Sie wurden jetzt für die einzelnen Nationen festgeschrieben. Der Beitritt neuer
Mitglieder aus dem Kreis der OSZE-Staaten wurde ermöglicht. Russland wurden mit der
sogenannten "Flankenregel" enge Beschränkungen für die Stationierung
konventioneller Streitkräfte an seinen nord- und südwestlichen Grenzen auferlegt. Im
Gegenzug verpflichtete sich die NATO zu Obergrenzen und zeitlichen Begrenzungen für
Verlegungen von Truppen in die neuen Mitgliedstaaten. Alle KSE-Mitglieder unterzeichneten
den neuen Vertrag. Doch heute ist er nicht in Kraft, da kein NATO-Staat ihn ratifiziert
hat.
Sechs Monate nach Istanbul NATO schuf die NATO aus Protest gegen den 2.

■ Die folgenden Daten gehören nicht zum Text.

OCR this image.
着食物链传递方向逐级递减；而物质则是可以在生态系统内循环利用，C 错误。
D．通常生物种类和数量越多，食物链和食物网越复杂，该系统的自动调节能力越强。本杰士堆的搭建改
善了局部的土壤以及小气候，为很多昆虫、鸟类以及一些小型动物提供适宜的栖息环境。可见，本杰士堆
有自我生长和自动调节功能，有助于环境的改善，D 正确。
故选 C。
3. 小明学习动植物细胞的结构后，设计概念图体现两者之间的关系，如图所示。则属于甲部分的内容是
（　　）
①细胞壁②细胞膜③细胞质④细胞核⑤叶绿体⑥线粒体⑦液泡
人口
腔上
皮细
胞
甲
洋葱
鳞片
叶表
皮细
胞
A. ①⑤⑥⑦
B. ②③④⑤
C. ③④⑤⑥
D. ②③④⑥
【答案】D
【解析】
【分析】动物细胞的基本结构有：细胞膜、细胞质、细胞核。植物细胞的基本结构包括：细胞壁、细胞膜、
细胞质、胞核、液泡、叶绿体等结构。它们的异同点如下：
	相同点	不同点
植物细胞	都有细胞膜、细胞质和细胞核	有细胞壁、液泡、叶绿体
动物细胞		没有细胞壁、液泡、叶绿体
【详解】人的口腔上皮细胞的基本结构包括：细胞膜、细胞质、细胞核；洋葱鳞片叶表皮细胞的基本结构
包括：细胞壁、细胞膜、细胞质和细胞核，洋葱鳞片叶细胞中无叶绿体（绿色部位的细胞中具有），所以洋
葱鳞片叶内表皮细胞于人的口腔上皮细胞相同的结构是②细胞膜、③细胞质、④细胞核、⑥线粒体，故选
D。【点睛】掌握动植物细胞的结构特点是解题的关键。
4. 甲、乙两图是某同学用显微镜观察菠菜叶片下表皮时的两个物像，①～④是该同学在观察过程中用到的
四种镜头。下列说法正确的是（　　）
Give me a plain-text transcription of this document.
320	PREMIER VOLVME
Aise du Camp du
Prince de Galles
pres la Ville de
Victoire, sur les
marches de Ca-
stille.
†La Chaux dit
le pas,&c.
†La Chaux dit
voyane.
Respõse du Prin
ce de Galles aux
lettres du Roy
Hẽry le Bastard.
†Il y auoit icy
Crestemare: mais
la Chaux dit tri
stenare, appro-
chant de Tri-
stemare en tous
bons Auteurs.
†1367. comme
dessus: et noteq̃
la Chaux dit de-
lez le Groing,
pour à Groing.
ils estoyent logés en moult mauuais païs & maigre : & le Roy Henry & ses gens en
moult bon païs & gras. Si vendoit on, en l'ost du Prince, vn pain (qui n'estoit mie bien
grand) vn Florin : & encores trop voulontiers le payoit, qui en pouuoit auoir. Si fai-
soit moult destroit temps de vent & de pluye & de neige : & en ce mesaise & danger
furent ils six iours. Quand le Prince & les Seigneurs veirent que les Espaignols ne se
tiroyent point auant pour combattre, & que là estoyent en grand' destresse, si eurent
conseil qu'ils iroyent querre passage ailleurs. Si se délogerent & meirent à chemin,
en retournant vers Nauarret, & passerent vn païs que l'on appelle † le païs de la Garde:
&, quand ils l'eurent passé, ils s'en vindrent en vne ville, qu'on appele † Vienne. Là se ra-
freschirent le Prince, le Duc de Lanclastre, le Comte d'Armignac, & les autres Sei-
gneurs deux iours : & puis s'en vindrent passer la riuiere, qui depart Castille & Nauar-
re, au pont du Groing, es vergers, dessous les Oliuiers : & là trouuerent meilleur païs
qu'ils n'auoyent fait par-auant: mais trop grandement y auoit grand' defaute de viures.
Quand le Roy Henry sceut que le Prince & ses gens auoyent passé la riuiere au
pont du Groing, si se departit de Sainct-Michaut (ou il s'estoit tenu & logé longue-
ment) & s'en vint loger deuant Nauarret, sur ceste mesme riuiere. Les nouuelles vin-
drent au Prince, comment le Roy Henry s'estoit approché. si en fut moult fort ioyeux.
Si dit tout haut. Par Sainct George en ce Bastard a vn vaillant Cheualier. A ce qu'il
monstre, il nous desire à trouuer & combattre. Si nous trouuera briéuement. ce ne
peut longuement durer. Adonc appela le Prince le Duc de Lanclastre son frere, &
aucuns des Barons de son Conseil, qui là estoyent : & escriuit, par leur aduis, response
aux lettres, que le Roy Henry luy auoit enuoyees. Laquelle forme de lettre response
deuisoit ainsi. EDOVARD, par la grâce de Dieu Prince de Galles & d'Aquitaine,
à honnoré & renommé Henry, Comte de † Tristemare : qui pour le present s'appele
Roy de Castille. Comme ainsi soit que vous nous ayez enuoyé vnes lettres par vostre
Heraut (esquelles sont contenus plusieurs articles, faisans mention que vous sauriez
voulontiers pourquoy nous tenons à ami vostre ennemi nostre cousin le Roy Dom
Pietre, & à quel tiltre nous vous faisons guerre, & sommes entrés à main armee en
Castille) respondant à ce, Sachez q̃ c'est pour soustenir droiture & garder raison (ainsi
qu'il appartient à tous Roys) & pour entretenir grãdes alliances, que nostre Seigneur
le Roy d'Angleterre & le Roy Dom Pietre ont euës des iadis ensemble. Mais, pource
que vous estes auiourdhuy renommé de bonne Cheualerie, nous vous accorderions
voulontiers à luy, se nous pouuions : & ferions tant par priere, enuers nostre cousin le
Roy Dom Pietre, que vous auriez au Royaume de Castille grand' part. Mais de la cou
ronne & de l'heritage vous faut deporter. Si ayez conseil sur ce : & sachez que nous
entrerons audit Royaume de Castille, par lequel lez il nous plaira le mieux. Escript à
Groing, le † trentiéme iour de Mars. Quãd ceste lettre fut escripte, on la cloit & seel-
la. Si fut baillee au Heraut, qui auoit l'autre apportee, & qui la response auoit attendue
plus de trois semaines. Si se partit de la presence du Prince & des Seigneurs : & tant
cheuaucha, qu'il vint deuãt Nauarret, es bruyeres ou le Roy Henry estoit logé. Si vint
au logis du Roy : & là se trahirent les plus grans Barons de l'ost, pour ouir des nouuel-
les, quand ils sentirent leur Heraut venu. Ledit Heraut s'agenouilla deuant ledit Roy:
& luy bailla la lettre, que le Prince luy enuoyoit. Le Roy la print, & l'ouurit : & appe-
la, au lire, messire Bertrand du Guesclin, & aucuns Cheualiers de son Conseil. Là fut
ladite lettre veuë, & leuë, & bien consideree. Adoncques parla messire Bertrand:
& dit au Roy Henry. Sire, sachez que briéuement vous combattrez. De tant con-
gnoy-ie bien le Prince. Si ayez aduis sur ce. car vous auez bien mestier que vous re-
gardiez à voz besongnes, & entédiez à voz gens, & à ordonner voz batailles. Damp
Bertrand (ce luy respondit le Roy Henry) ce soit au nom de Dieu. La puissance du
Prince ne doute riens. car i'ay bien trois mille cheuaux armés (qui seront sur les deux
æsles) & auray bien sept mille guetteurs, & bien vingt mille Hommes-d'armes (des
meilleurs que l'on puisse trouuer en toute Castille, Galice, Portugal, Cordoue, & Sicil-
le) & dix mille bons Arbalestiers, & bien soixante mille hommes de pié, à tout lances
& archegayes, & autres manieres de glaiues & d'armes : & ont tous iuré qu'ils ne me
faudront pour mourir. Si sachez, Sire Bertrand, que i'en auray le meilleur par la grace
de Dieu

Tschetschenienkrieg einseitig eine Bedingung, die manche NATO-Staaten bis heute nicht
erfüllt sehen: Die NATO werde den AKSE-Vertrag erst ratifizieren, wenn Russland aus
Georgien und Moldawien abgezogen sei. Zu einem solchen Abzug hatte sich Russland in den
Istanbuler Verpflichtungen tatsächlich bereit erklärt, ohne dafür aber eine Frist oder
ein Junktim zu akzeptieren.
In der NATO gibt es unterschiedliche Auffassungen, ob Russland genug getan hat, um mit
der Ratifizierung des AKSE-Vertrages zu beginnen. Deutschland wäre zum Beispiel dazu
bereit. Washington oder London sehen das anders. In Washington hegt die Regierung Bush
eine grundsätzlich ablehnende Haltung gegenüber vertraglich vereinbarter
Rüstungskontrolle. In den baltischen Hauptstädten ist man froh, dem KSE-Regime noch
nicht beitreten und damit Beschränkungen bei Verstärkungen aus anderen NATO-Staaten
eingehen zu müssen. Mancher fürchtet zudem vor allem die Diskussion darüber, wie denn
ein Vertrag aussehen müßte, wenn das KSE-Regime auch an die 2. NATO-Osterweiterung
angepasst würde.
Mit der Ankündigung Putins, das KSE-Regime notfalls ganz in Frage zu stellen, liegen
diese Fragen offen auf dem Tisch. Sie verweisen zudem auf ein Problem, das Wladimir Putin
auch in den Debatten über die amerikanischen Raketenabwehrpläne für Europa oder die
Zukunft des Kosovos aufwirft: Will der Westen europäische Sicherheit künftig mit oder
gegen Russland gestalten? Ist Russland nur solange willkommener Partner wie es dem Westen
nicht in die Quere kommt oder auch dann, wenn es eigene Interessen formuliert? Was ist der
NATO das KSE-Regime, der "Eckpfeiler europäischer Sicherheit", letztlich wert?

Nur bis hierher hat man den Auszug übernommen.